China has made considerable headway in the establishment of an endowment insurance safeguard system, but problems still exist, said Liu Shanbi, chairman of the Wuhan Municipal People's Political Consultative Conference in central China’s Hubei Province.
The first problem is shortage of funds. Many state-owned enterprises have been in the red for years, and unable to pay pensions for their retired employees on time. Meanwhile, many employees are lowly paid and lack necessary assurance.
Delays in payment are frequent in some state-owned enterprises. For those working for private, cooperative and foreign-funded enterprises, it is hard to organize endowment insurance in a timely way due to the high mobility of employees.
Another problem relates to a poor legal and regulatory environment. Leaders in some areas still see requiring enterprises of buying endowment insurance for their employees as a means to collect extra charges, which, they consider, might discourage creation of a good investment environment.
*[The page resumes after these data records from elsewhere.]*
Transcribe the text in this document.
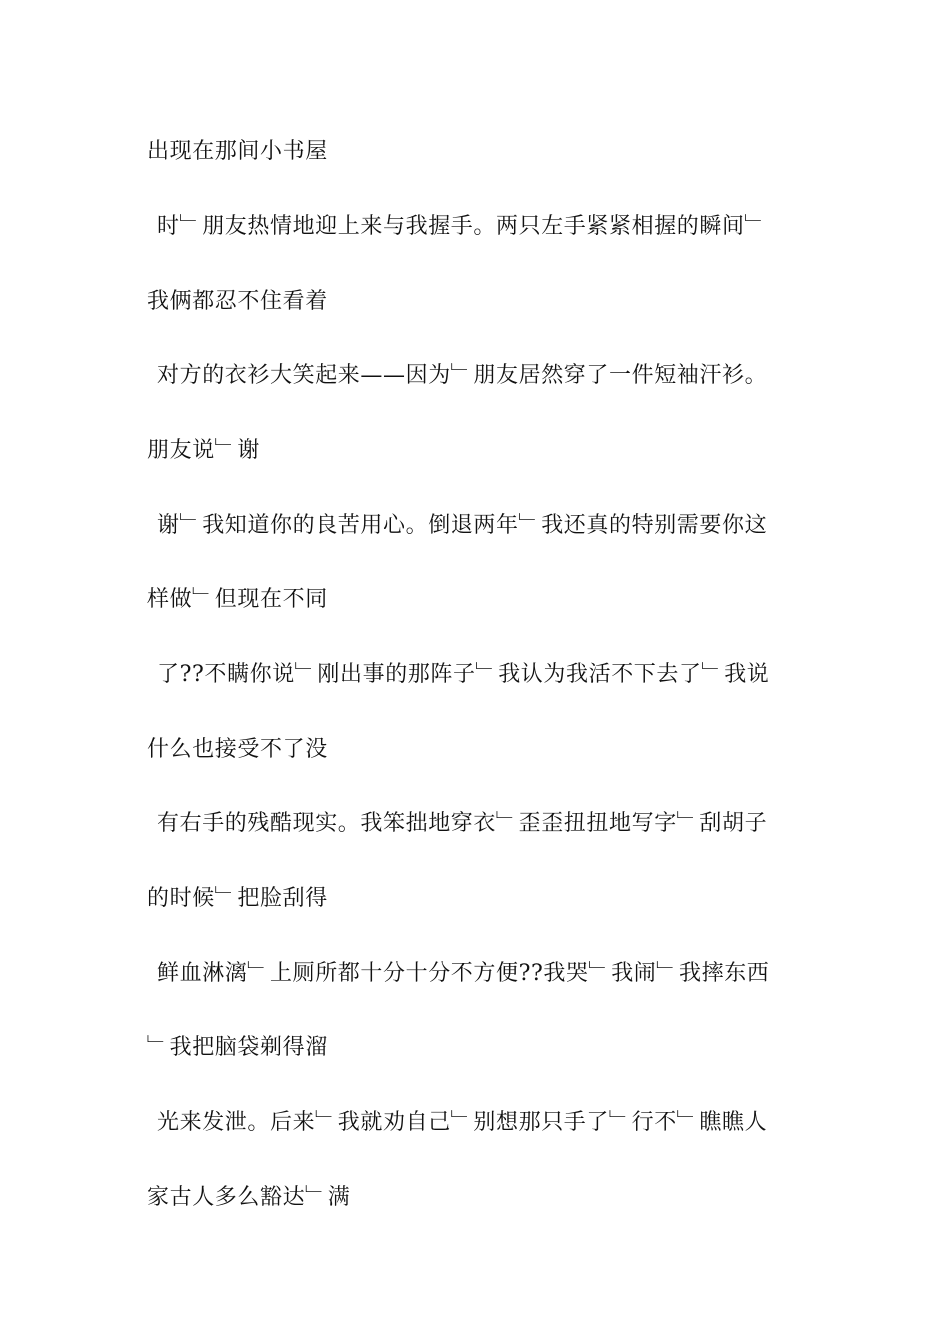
出现在那间小书屋
时﹂朋友热情地迎上来与我握手。两只左手紧紧相握的瞬间﹂
我俩都忍不住看着
对方的衣衫大笑起来——因为﹂朋友居然穿了一件短袖汗衫。
朋友说﹂谢
谢﹂我知道你的良苦用心。倒退两年﹂我还真的特别需要你这
样做﹂但现在不同
了??不瞒你说﹂刚出事的那阵子﹂我认为我活不下去了﹂我说
什么也接受不了没
有右手的残酷现实。我笨拙地穿衣﹂歪歪扭扭地写字﹂刮胡子
的时候﹂把脸刮得
鲜血淋漓﹂上厕所都十分十分不方便??我哭﹂我闹﹂我摔东西
﹂我把脑袋剃得溜
光来发泄。后来﹂我就劝自己﹂别想那只手了﹂行不﹂瞧瞧人
家古人多么豁达﹂满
Currently, China is facing challenges from the ongoing program of economic strategic adjustment, imminent membership of the World Trade Organization (WTO), and an ageing society. To further improve the endowment insurance payment system is extremely urgent and Liu made the following suggestions to deal with the aforesaid problems:
-- Making relevant laws to standardize the rights and responsibilities of the government, enterprises and citizens and create a suitable legal environment for operation of endowment insurance payments.
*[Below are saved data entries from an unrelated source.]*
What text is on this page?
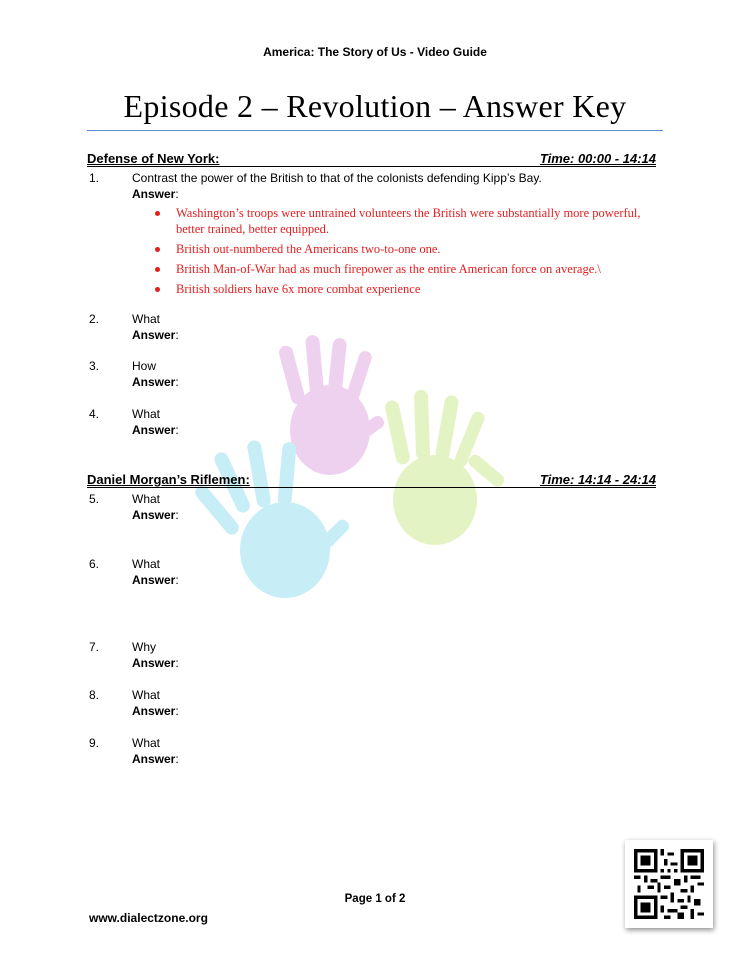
America: The Story of Us - Video Guide
Episode 2 – Revolution – Answer Key
Defense of New York:	Time: 00:00 - 14:14
1.	Contrast the power of the British to that of the colonists defending Kipp’s Bay.
Answer:
Washington’s troops were untrained volunteers the British were substantially more powerful, better trained, better equipped.
British out-numbered the Americans two-to-one one.
British Man-of-War had as much firepower as the entire American force on average.\
British soldiers have 6x more combat experience
2.	What
Answer:
3.	How
Answer:
4.	What
Answer:
Daniel Morgan’s Riflemen:	Time: 14:14 - 24:14
5.	What
Answer:
6.	What
Answer:
7.	Why
Answer:
8.	What
Answer:
9.	What
Answer:
Page 1 of 2
www.dialectzone.org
-- Establishing a unified and standardized social guarantee system to ease the uneven development of endowment insurance in various areas.
-- Carrying out the tax-for-fees reform of social insurance and establishing a reliable and steady social guarantee fund collection channel.
-- Adjusting the local financial expenditure structure and raising the proportion of social guarantee expenditure in the financial budget.
-- Issuing lottery tickets on behalf of social insurance funds and treasury bonds as a means of social guarantee, with the funds being restricted to special use only.